Overview

Prior to this vignette, paired-end reads (2x 75 bp) were processed as follows:

  • Quality control using FastQC (version 0.11.4),
  • Alignment to reference genome using HISAT2 (version 2.0.3b),
  • Assigned to annotated features using featureCounts (subread version 1.5.0-p2).

Note: Adapter and quality trimming using Trim Galore! (version 0.4.1; using cutadapt version 1.10) was tested; however, the high quality of the raw data, and the marginal improvement of alignment rate (< 1%) did not justify additional processing time and disk space.

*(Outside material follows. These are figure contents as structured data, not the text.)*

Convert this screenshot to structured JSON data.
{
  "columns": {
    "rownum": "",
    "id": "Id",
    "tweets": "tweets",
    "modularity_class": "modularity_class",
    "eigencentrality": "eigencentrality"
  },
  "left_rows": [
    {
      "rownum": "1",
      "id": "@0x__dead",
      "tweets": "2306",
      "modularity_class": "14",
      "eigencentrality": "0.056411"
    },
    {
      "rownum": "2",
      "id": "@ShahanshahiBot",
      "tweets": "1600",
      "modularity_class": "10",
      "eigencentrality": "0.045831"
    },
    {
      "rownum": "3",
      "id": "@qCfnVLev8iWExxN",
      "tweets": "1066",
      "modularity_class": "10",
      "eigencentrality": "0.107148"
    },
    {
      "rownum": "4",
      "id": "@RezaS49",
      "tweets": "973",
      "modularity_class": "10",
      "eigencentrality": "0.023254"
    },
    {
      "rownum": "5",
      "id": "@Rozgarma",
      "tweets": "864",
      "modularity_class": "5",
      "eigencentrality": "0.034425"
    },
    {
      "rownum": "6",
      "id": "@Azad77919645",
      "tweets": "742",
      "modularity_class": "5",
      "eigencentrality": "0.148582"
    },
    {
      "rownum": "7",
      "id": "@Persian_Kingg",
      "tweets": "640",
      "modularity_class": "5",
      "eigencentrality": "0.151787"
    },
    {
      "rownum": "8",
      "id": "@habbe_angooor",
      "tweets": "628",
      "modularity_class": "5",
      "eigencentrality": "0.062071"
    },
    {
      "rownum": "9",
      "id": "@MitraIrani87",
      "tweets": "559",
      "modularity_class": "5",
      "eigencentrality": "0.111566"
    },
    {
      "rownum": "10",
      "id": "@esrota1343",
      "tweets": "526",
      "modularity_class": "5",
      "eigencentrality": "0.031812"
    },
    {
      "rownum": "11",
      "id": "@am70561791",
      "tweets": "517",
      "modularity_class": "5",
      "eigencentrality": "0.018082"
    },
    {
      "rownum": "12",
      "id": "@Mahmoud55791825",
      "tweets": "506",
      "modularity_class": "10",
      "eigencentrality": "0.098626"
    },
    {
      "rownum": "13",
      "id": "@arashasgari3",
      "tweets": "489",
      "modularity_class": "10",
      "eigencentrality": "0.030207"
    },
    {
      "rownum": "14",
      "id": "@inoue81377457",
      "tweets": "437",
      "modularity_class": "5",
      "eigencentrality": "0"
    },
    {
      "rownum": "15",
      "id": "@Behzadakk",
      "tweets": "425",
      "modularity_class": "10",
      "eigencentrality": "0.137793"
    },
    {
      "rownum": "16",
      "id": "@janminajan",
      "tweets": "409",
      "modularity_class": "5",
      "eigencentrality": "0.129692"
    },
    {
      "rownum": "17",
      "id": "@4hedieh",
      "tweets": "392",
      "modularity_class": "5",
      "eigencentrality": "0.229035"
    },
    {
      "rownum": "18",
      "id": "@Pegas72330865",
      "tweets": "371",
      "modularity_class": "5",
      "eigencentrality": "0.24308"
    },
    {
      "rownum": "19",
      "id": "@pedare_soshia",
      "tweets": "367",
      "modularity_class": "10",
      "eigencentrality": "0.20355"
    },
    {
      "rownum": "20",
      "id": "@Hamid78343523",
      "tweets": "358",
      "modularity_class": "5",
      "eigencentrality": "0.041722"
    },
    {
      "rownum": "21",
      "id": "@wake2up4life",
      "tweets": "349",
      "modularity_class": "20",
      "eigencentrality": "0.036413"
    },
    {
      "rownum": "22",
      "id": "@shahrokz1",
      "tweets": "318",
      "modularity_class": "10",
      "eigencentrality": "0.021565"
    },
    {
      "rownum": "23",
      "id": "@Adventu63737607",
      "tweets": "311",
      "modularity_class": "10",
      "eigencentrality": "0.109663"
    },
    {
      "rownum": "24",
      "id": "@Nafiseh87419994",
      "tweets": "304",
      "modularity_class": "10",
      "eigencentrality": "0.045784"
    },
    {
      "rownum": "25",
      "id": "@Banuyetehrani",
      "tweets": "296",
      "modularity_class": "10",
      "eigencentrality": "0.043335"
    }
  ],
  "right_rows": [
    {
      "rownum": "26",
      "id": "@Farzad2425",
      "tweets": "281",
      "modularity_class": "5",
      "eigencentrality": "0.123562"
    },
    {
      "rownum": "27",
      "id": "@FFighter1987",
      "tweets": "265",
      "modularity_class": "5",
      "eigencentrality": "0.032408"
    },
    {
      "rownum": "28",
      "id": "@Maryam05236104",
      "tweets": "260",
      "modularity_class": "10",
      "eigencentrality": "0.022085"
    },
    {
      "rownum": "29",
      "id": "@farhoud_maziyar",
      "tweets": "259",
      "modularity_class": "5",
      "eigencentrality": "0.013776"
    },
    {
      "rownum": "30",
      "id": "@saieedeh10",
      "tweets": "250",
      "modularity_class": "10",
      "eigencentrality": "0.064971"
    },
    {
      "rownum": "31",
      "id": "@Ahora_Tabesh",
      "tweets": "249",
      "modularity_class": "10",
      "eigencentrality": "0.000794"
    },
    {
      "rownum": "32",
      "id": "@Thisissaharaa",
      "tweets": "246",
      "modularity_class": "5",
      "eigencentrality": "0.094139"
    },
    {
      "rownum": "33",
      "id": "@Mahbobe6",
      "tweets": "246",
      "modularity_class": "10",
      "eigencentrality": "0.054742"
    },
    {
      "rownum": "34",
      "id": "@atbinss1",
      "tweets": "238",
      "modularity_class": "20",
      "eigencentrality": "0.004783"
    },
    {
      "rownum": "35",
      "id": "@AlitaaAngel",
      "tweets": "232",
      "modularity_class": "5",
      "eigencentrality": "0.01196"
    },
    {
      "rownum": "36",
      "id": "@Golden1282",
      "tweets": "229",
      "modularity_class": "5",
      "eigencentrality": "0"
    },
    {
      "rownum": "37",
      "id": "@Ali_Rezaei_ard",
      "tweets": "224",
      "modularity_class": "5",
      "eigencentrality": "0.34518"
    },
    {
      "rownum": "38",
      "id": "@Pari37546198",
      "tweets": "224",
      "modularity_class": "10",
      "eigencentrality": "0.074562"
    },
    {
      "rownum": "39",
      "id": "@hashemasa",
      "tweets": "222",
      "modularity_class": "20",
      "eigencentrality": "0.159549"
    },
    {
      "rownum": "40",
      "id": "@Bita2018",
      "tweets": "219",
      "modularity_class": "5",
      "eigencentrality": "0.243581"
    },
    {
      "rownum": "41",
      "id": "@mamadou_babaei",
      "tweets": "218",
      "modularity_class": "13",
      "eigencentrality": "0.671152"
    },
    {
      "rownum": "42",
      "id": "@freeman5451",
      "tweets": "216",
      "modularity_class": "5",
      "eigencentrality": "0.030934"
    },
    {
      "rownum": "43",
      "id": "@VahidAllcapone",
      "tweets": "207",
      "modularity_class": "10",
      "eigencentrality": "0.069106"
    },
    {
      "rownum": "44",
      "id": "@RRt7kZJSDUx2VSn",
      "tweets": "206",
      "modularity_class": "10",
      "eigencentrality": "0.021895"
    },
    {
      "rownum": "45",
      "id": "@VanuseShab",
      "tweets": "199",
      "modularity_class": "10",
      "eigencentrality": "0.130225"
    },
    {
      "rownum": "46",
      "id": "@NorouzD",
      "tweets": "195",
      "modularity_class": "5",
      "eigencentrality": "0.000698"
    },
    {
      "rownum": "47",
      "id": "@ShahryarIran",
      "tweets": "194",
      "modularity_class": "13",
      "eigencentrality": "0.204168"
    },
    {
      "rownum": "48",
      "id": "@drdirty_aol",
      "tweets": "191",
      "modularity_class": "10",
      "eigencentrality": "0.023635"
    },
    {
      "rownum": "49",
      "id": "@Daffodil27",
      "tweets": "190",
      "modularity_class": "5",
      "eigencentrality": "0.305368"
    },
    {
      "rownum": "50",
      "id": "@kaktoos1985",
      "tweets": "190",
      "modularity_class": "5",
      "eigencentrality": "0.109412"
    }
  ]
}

Composite genome (Ensembl)

Composite genome Fasta and GTF files were formed by concatenating the primary assembly of the Homo sapiens genome build GRCh38 (excluding haplotypes and patches) and the ERCC RNA Spike-In Mix:

cat $genomeFasta $erccFasta > $compositeFasta
cat $genomeGTF $erccGTF > $compositeGTF

The Fasta and GTF files for the human genome were obtained from the Ensembl FTP site release 86. Namely, the downloaded files are:

  • Homo_sapiens.GRCh38.dna.primary_assembly.fa.gz
  • Homo_sapiens.GRCh38.86.chr.gtf.gz

The ERCC Fasta and GTF files were obtained from ThermoFisher.

Genome index (HISAT2)

The composite genome was indexed as follows:

hisat2-build $compositeFasta $hisatIdx

Read quality control (FastQC)

Raw sequenced reads were quality-controlled using FastQC as follows:

fastqc \
  --outdir $fastqcFolder \
  --nogroup \
  $fastqFile

An example FastQC report is embedded below, and linked here for full-screen layout.

Alignment (HISAT2)

Raw (i.e., not trimmed; see above) read pairs were aligned as follows:

hisat2 \
    -x ${hisatIdx} \
    -1 ${fastqFolder}/${cell}_1.fastq.gz \
    -2 ${fastqFolder}/${cell}_2.fastq.gz \
    -S $hisatDir/${cell}.sam \
    1> $logDir/${cell}.o 2> $logDir/${cell}.e

The resulting SAM files were compressed to BAM format as follows:

samtools view -hb -o $hisatDir/${cell}.bam $hisatDir/${cell}.sam

Finally, SAM files were then removed as follows:

rm -f $hisatDir/${cell}.sam

Read assignment (featureCounts)

Uniquely aligned read pairs were assigned to annotated genomic feaures and ERCC RNA spike-in features, and counted in an unstranded manner as follows:

featureCounts \
    --primary \
    --ignoreDup \
    -p \
    -a $compositeGTF \
    -o $countDir/$cell \
    $bamDir/${cell}.bam \
    1> $logDir/$cell.out 2> $logDir/$cell.err

MultiQC

Reports of the various preprocessing steps above were collated using MultiQC. The overall report in embedded below, and linked here for full-screen layout.